Kamchybek Tashiev, Sadyr Japarov, and Talant Mamytov were transported from their detention facility for a court hearing in a Bishkek district court late on October 5 under heavy police guard.
Earlier in the day, some 700 opposition supporters had gathered in the southern city of Jalal-Abad to demand the immediate release of the three leaders of the Ata-Jurt (Homeland) opposition party.
Tashiev, Japarov, and Mamytov were detained on October 3 for their alleged role in violent protests by about 1,000 demonstrators in the capital, Bishkek.
The protesters were demanding the nationalization of the largest gold-mining operation in Kyrgyzstan, the Kumtor mine, which is owned by a Canada-based company.
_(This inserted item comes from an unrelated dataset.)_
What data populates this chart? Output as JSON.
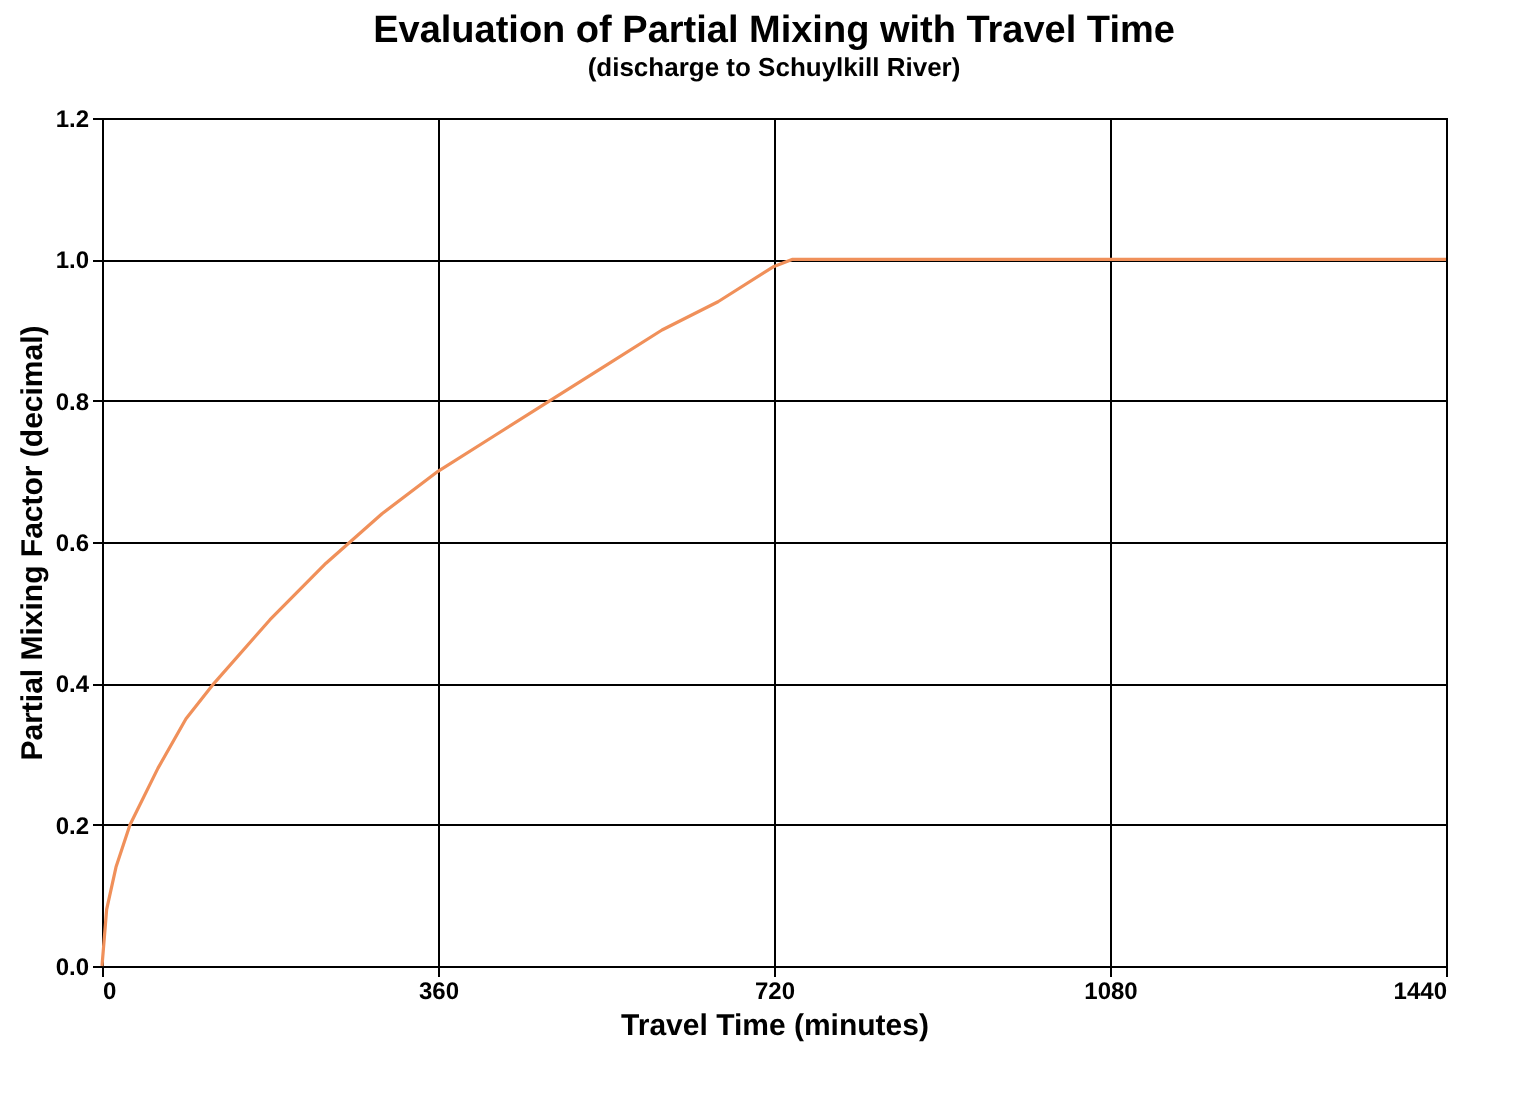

Tashiev joined the crowd and called on protesters to overthrow the government. Some protesters broke into the fenced perimeter around the parliament building. Police subsequently dispersed the demonstrators.
Kyrgyzstan's Prosecutor General Aida Salyanova told a parliament session on October 4 that, according to Kyrgyz laws, an attempt to overthrow the government using force is punishable by 12 to 20 years imprisonment.
Ata-Jurt is the largest party in Kyrgyz parliament, although it is not in the governing coalition. The party has its power base in the southern provinces.
Kyrgyz media reported that the situation remained calm in Jalal-Abad on the evening of October 5.
However, the AKIpress news agency reported that supporters of the arrested lawmakers had erected two traditional yurts and put several benches in front of the Jalal-Abad provincial government's headquarters.
Protesters vowed to remain in front of the government building until the court rules in favor of the lawmakers.
Demonstrators also blocked a key highway to Bishkek.
Since gaining independence in 1991, the impoverished Central Asian nation has seen the overthrow of two presidents amid public protests.
President Askar Akaev was cast out of power in 2005 amid weeklong protests against corruption and nepotism.
Five years later, another popular uprising led to president Kurmanbek Bakiev's ouster.